Miguel - Na sua literatura, o sexo é um elemento-chave, mesmo quando ele aparece como ausência. Mas ele não é só um tema, é um ritmo de linguagem. Você vê o escritor de ficção como um eroticista da linguagem?

Mario – O sexo contém pulsões vitais e também destrutivas. Quando Madame Bovary, num frêmito, diz para si mesma: “tenho um amante, tenho um amante...”, é esse o ponto sintetizado por Flaubert. Da tensão entre esses dois pólos, o vital e o destrutivo, nasceu o processo civilizatório – e no seu bojo, é claro, a literatura. Uma arte, não esqueçamos, que tem como função precípua revelar a alma humana no que ela tem de mais belo ou terrível. Ou seja, mostrar justamente como essas pulsões estão sempre presentes. Toda literatura, portanto, é erótica em última análise – e sua linguagem, nesse sentido, só pode ser a da sedução. Para a vida e para a morte.
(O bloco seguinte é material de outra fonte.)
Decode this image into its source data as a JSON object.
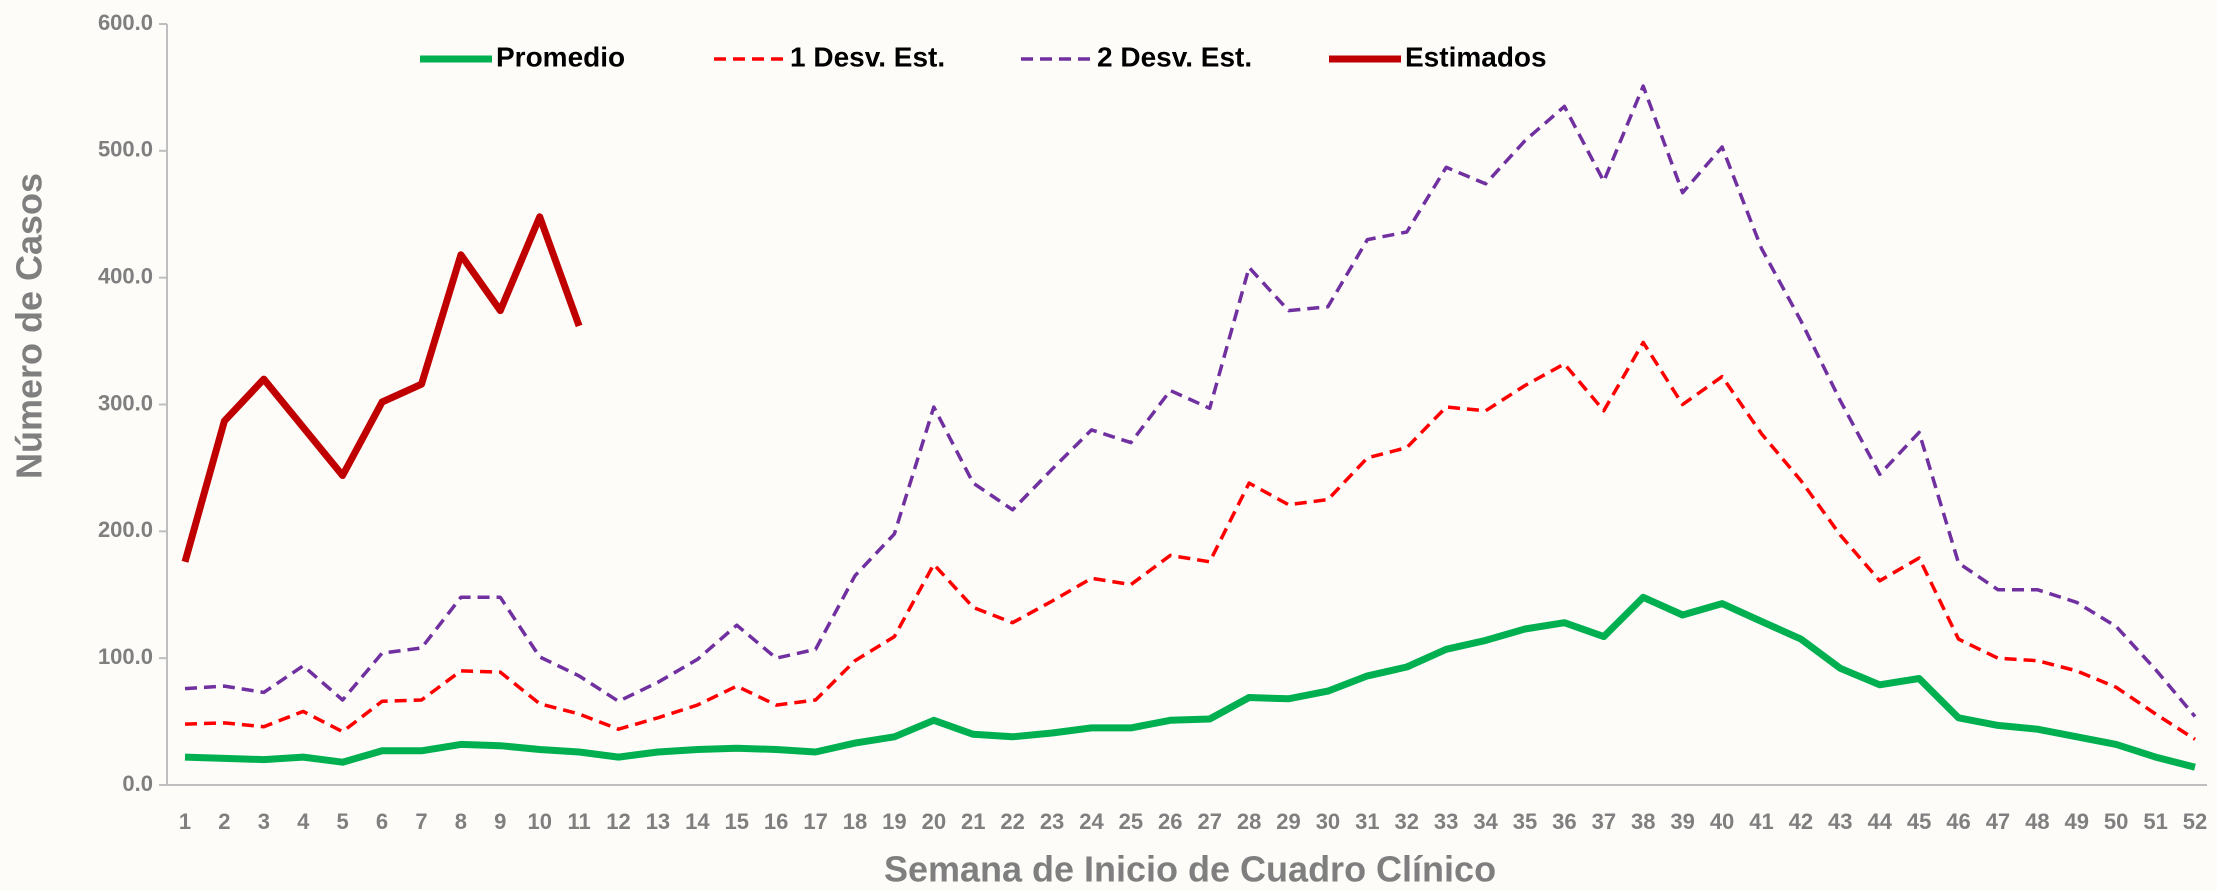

Miguel - A tendência jornalística hoje é criar uma relação direta entre biografia e ficção? Você, que cifrou no conto “Biografia” a leitura redutora que grandes nomes da cultura sofreram, gostaria de ser lido apenas no âmbito do texto?

Mario – Não sei se é moda jornalística ou não, mas é fato que a partir do início do século 20 tornou-se comum estabelecer relações mais íntimas entre biografia e obra. O primeiro a fazê-lo foi Freud. Depois, como era inevitável, o procedimento sofreu diluições. Uma leitura biográfica, por assim dizer, de certos autores não é necessariamente redutora no mau sentido. Às vezes é redutora no bom sentido. É o caso do livro Intelectuais, de Paul Johnson, que me deu alguns subsídios para o conto em questão. Johnson mostra como, não raro, uma aparente generosidade nas idéias serve para esconder uma tremenda mesquinhez pessoal. Quanto à maneira como gostaria de ser lido, não creio que eu vá adquirir notoriedade suficiente para que alguém se preocupe em debruçar-se sobre a minha vida.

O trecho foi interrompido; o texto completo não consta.